My question is whether my situation is a legitimate exception to the Rule of Three. I believe that in the situation I describe below, an explicitly defined copy constructor and copy assignment operator are necessary, but the default (implicitly generated) destructor will work fine. Here is my situation:

I have two classes, A and B. The one in question here is A. B is a friend of A. A contains a B object. B contains an A pointer which is intended to point to the A object that owns the B object. B uses this pointer to manipulate private members of the A object. B is never instantiated except in the A constructor. Like this:

// A.h

#include "B.h"

class A
{
private:
    B b;
    int x;
public:
    friend class B;
    A( int i = 0 )
    : b( this ) {
        x = i;
    };
};

and...

// B.h

#ifndef B_H // preprocessor escape to avoid infinite #include loop
#define B_H

class A; // forward declaration

class B
{
private:
    A * ap;
    int y;
public:
    B( A * a_ptr = 0 ) {
        ap = a_ptr;
        y = 1;
    };
    void init( A * a_ptr ) {
        ap = a_ptr;
    };
    void f();
    // this method has to be defined below
    // because members of A can't be accessed here
};

#include "A.h"

void B::f() {
    ap->x += y;
    y++;
}

#endif

Why would I set up my classes like that? I promise, I have good reasons. These classes actually do way more than what I've included here.

So the rest is easy, right? No resource management, no Big Three, no problem. Wrong! The default (implicit) copy constructor for A will not suffice. If we do this:

A a1;
A a2(a1);

we get a new A object a2 that is identical to a1, meaning that a2.b is identical to a1.b, meaning that a2.b.ap is still pointing to a1! This is not what we want. We must define a copy constructor for A that duplicates the functionality of the default copy constructor and then sets the new A::b.ap to point to the new A object. We add this code to class A:

public:
    A( const A & other )
    {
        // first we duplicate the functionality of a default copy constructor
        x = other.x;
        b = other.b;
        // b.y has been copied over correctly
        // b.ap has been copied over and therefore points to 'other'
        b.init( this ); // this extra step is necessary
    };

A copy assignment operator is necessary for the same reason and would be implemented using the same process of duplicating the functionality of the default copy assignment operator and then calling b.init( this );.

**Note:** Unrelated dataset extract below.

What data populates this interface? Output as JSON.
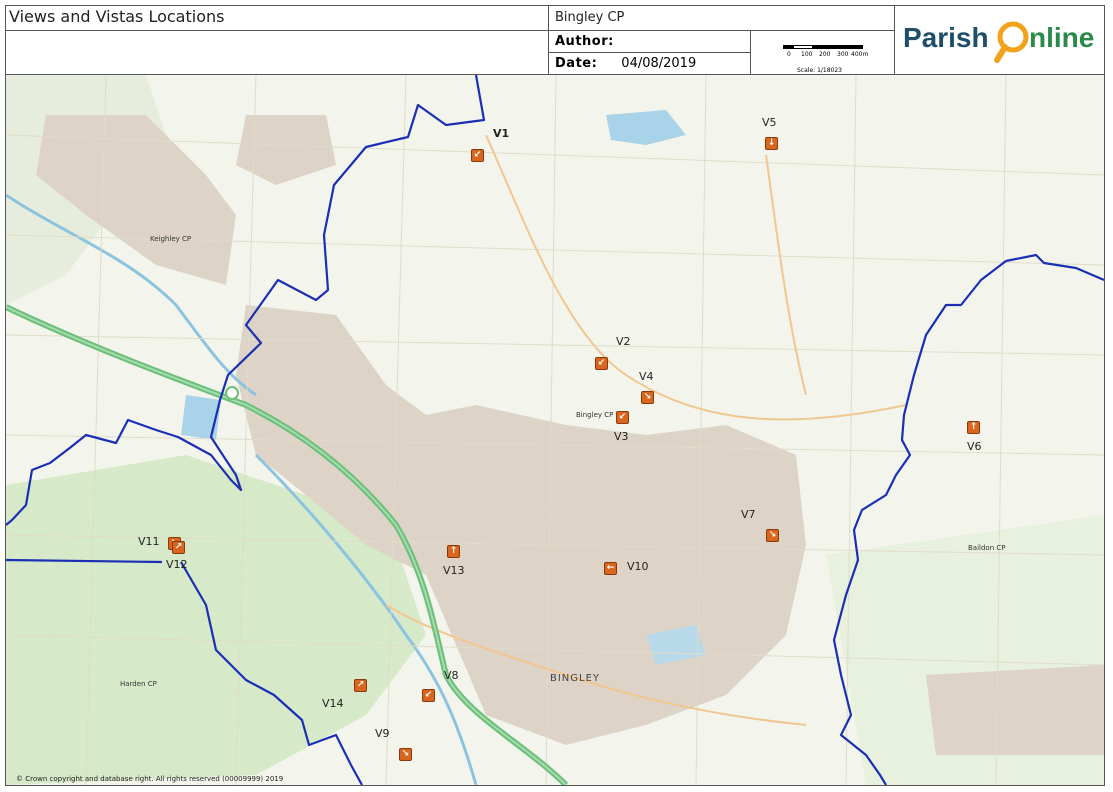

But there is no need for an explicit destructor; ergo this situation is an exception to the Rule of Three. Am I right?

Don't worry so much about the "Rule of Three". Rules aren't there to be obeyed blindly; they're there to make you think. You've thought. And you've concluded that the destructor wouldn't do it. So don't write one. The rule exists so that you don't forget to write the destructor, leaking resources.

All the same, this design creates a potential for B::ap to be wrong. That's an entire class of potential bugs that could be eliminated if these were a single class, or were tied together in some more robust way.

It seems like B is strongly coupled to A, and always should use the A instance that contains it? And that A always contains a B instance? And they access each other's private members via friendship.

One therefore wonders why they are separate classes at all.

But assuming you need two classes for some other reason, here is a straightforward fix that gets rid of all your constructor/destructor confusion:

class A;
class B
{
     A* findMyA(); // replaces B::ap
};

class A : /* private */ B
{
    friend class B;
};

A* B::findMyA() { return static_cast<A*>(this); }

You could still use containment, and find the instance of A from B's this pointer using the offsetof macro. But that's messier than using static_cast and enlisting the compiler to the the pointer math for you.

I go with @dspeyer. You think and you decide. Actually someone has already concluded that the rule of three usually (if you make right choices during your design) goes down to the rule of two: make your resources managed by library objects (like above mentioned smart pointers) and you usually can get rid of destructor. If you are lucky enough you can get rid of all and rely on compiler to generate the code for you.

On the side note: your copy constructor DOES NOT duplicate compiler generated one. You use copy assignment inside of it while compiler would use copy constructors. Get rid of assignments in your constructor body and use initializer list. It will be faster and cleaner.

Nice question, nice answer form Ben (another trick to confuse my colleagues at work) and I am happy to give both of you upvotes.